K-pop is recognized in South Korea as an industry of potential growth at the government level – alongside semiconductor manufacturing and information technology. This means that The South Korean authorities view k-pop as an area that ensures the competitiveness of the country’s economy.

For example, the South Korean Ministry of Culture, Sports and Tourism estimates that K-pop group BTS’ Dynamite song alone – including indirect revenues – brought the country up to $ 1.5 billion. And all thanks to the fact that BTS topped the Billboard Hot 100 music chart in the summer of 2020.

This encourages parents from childhood to encourage their children to join the world of K-pop – after all, this area has the potential to bring them career prospects. For example, in the Seoul district of Gangnam, a K-pop dance course “Shine Dance Ekedemi” has opened – it calls itself the first and largest such institution in South Korea.

“I think if my son wanted to be a K-pop star, I wouldn’t mind. But the decision is his,” Xing Mei’s mother tells ABC News. And the father of another 9-year-old boy, Calvin Kahn, adds: if ten years ago, parents did not encourage children to be interested in entertainment, now the situation has changed.
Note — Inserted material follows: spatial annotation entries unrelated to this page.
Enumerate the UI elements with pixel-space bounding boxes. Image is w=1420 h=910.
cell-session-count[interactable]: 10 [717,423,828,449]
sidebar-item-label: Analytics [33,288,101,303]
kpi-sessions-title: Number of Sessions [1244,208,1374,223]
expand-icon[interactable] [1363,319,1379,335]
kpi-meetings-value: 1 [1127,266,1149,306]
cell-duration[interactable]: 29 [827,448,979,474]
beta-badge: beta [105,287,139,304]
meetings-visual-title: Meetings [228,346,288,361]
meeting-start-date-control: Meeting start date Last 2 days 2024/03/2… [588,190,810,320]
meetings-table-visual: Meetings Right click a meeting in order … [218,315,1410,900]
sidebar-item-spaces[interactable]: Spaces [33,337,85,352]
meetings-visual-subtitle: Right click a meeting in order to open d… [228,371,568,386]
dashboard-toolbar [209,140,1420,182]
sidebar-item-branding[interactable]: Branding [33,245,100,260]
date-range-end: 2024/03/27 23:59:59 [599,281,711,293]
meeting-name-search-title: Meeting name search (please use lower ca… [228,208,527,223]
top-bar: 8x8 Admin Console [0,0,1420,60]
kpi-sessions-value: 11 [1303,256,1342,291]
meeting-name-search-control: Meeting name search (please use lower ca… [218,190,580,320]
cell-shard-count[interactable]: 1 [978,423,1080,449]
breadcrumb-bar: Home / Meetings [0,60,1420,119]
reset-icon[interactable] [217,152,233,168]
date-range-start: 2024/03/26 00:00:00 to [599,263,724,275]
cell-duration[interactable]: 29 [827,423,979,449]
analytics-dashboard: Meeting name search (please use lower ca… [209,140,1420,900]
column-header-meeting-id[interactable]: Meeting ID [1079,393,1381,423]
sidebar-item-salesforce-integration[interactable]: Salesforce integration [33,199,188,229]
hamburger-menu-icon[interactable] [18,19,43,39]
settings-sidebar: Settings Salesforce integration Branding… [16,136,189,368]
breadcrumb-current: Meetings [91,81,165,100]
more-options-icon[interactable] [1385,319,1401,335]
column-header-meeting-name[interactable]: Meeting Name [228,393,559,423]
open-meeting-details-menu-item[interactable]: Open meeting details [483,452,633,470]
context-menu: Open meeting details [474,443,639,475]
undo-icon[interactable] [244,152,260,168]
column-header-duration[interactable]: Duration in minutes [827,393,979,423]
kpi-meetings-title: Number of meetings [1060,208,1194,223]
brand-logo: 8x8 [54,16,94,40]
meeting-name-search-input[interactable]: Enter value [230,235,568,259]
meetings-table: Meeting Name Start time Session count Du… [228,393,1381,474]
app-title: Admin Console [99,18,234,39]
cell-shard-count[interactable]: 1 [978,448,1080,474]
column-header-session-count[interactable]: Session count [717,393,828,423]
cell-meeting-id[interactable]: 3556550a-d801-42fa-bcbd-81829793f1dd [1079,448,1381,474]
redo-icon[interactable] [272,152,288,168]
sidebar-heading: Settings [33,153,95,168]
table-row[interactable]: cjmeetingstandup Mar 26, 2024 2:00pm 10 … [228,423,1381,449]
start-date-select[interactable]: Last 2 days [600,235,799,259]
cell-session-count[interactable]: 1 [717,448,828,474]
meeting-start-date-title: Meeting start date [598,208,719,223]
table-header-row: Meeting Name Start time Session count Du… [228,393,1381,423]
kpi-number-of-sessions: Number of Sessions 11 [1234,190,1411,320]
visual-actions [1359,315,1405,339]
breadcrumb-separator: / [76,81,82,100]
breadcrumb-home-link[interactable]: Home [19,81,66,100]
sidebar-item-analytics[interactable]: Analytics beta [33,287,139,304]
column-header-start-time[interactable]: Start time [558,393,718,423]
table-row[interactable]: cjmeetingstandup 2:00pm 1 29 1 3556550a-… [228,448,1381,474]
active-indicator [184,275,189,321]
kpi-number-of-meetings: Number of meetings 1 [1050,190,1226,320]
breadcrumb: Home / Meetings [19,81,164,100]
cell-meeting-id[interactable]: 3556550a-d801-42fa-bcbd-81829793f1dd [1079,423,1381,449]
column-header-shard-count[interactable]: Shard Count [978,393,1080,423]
Another example is the high school in Gwangcheon, Chuncheon province, where only 76 students study. Under the approval of the education department, it began teaching “everything about K-pop” and even renamed the High School of Korean Pop and Performing Arts. More than $ 10 million has already been invested in it.

At school, children are taught to play musical instruments, sing and participate in concerts, and introduce a second language. The reorganization was paid for by the Education Authority, hoping that Gwangcheon will become a tourist attraction on the K-pop map in South Korea. Classes at school are free – parents pay only for dormitory and travel expenses.

There are already more than a dozen such schools in South Korea, ABC News notes. Previously, they taught classical music.

“K-pop has significant added value – and it’s not just about music and its content, but also about the impact on the goods and services that companies produce. K-pop also has a positive effect on South Korea’s image and thus has an economic impact that cannot be quantified,” K-pop columnist Kim Gernsik told ABC News.